All true art is subversive and should inspire its audience to see the world differently. Terry Allen is an artist who aims for that effect in a number of different media that includes painting, print making, sculpture, film, video, theatre, radio plays, installations, and fiction. The Lubbock, Texas native has won numerous awards and honors and been a Guggenheim and National Endowment for the Arts fellow. Allen’s artwork can be found at such prestigious institutions as the Metropolitan Museum of Art, the Museum of Modern Art, and the Museum of Contemporary Art. But Allen is best known as an iconoclastic musician. He writes satiric lyrics that bite, tender tunes that move one’s heart, and fuses Eastern and Western traditions in ways that show connections where one did not realize they existed. Allen’s works frequently make one think.
This collection of Allen’s odds and sods was originally released on the Fate Records label back in 1992. Sugar Hill Records has re-released the disc as part of the company’s effort to make all of Allen’s work available. These songs come from a wide range of projects such as soundtracks to other people’s movies, plays, and dance projects, or tunes that just did not fit on his other albums. Much of the material was recorded with different groups of local musicians in Austin, Texas and Madras, India.
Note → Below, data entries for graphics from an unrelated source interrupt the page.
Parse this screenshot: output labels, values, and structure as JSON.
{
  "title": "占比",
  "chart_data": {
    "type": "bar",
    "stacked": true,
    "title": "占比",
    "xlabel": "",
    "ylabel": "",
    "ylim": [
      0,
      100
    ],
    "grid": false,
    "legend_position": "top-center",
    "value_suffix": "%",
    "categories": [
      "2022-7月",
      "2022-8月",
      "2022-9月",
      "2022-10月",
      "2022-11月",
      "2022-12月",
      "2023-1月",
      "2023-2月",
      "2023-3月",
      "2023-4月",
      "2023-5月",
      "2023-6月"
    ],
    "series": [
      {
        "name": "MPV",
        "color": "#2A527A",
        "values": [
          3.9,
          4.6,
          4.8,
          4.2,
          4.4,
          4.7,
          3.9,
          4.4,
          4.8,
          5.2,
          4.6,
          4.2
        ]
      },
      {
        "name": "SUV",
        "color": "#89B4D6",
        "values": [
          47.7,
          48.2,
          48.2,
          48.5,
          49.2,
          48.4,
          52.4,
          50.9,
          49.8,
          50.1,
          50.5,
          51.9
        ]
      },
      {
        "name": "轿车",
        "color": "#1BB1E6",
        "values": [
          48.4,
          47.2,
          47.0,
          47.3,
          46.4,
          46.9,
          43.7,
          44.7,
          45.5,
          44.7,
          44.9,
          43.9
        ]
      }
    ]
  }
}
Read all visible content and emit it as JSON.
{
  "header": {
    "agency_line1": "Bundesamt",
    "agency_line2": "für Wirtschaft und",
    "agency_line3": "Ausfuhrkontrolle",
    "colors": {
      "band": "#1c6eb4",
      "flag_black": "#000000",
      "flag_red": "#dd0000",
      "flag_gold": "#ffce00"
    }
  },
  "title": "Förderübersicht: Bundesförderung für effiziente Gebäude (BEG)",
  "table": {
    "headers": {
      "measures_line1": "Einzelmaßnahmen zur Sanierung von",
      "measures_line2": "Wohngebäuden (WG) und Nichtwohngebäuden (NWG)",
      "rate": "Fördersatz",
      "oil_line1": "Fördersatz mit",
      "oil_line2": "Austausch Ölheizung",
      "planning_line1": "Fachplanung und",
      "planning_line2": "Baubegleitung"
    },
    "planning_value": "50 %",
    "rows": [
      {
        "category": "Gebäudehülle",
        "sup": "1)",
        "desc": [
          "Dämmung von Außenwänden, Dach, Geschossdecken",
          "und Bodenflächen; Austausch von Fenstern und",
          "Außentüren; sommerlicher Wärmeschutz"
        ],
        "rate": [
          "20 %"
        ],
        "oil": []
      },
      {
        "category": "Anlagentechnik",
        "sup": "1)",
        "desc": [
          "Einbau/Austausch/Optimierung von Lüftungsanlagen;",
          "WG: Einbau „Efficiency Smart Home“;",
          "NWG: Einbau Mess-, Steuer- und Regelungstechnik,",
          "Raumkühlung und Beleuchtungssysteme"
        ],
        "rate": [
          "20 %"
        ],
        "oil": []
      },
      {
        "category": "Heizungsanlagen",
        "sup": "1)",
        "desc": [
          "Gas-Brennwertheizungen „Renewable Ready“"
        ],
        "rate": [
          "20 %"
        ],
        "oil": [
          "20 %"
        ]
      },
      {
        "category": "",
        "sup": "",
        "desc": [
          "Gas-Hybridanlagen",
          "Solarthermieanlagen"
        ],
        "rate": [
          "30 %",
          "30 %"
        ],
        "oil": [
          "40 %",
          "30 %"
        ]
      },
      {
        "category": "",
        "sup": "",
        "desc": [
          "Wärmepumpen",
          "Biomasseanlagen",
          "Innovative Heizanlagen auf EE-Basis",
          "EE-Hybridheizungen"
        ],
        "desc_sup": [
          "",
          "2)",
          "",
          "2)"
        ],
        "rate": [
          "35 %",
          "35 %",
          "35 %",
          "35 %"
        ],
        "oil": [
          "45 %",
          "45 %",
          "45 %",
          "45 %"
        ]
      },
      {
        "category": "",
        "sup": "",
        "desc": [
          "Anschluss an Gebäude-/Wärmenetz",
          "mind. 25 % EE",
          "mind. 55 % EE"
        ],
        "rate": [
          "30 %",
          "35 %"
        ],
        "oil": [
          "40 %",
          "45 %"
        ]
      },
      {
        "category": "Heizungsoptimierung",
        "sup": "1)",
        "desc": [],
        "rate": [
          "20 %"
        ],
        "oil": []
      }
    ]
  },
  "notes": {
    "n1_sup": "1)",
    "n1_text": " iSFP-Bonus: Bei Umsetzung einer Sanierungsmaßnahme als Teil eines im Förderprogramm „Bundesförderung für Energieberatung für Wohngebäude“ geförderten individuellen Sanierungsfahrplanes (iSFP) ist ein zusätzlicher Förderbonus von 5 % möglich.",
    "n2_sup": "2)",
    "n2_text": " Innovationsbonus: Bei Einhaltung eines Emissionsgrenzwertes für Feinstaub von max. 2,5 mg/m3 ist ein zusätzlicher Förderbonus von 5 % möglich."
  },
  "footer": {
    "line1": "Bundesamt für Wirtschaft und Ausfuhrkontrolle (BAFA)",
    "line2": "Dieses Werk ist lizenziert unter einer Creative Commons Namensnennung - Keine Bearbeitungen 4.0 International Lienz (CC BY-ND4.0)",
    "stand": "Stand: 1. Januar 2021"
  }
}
The Texas songs include the weirdly acerbic “Cocktail Desperado”, featured in David Byrne’s film True Stories. The title character has “got a little bitty head to go with that great big mouth” as his gold teeth chew up the “television dreams” of society’s “have nots”. Allen’s vocals are backed by Dixieland-style jazz instrumentation that includes an oom-pah tuba and blaring trumpet. The Lone Star artist is even more cynical in his “Arizona Spiritual”. Allen sings the name of Jesus Mexican-style as “Hey-Zeus”. The singer croons:
“Jesus what’s the use in your dyin’, /
When there ain’t nobody ’round even tryin’, /
Yeah you went for your cross, /
But you drew slow and lost.”
The tune’s desolate Old West imagery highlights the uselessness of Jesus’ sacrifice. The so-called Son of God would be just another casualty of human cruelty in Arizona. Lloyd Maines’ sparse production reinforces this message. It’s just Allen playing the piano and singing while Maines adds a touch of Dobro, guitar, or tambourine at opportune moments.
When Allen was a young man, he was a member of an early version of Little Feat with Lowell George. Later, George and the band recorded Allen’s “New Delhi Freight Train”. The Lubbock native does a version here with a group of Indian musicians who play traditional instruments, such as the veena, santoor, mridangam, tabla, kohi, dolak, and tambora. The exotic stringed instruments and percussion create a rambling rhythm that sure enough resembles the sound of a freight train traveling on the tracks. One can hear the locomotive strain as it goes uphill, then pick up steam as it goes down the slope and feel the shaking back and forth of the cars caused by the energy expended. As Allen sings about a country boy named Jesse James who goes way out East to ride the rails of the legendary New Delhi Freight Train, one realizes the romanticism of train transportation is an international phenomenon. You can’t help but wonder about Asian versions of Jimmy Rodgers and Johnny Cash who make their versions of train songs without guitars.
The most ambitious track is the three-part, seven-plus minute long “Loneliness”, from Margaret Jenkins’ dance production of the same name. Allen ventures into the bizarre as he tells of Mamma Lonesome Rose’s descent into insanity:
“She was making Dream People out of parts of the living room, /
Sounds like a goofy voodoo movie or something — But anyway, /
She’d take chairs and tables and put useless items on them. /
You know, crap like forks and ashtrays or pieces of strings and sticks and little pieces of cloth or something, /
And she’d give every one of them a name . . .”
Allen would narrate. One can only imagine the dance taking place on stage. The lonely feeling referred to by the song’s title becomes increasingly palpable. The song ends with the sound of an unanswered ringing telephone that lasts for a long 30 seconds.
The disc’s short cuts carry a punch that becomes enhanced by their brevity. Consider his minute-and-a-half dirge, “Advice to Children”. Allen tells kids, in a voice worn with the experience of age, that it’s better to be mediocre than to be really good at anything. “And don’t ever do, / The best you can do, / ‘Cause they’ll just screw you over” he warns, because America is a nation of prescription drug-addled consumers who cause those who stand out to suffer. It’s difficult to know if Allen’s playing it straight, cynical, or being ironic — but that’s the point. He’s making you think.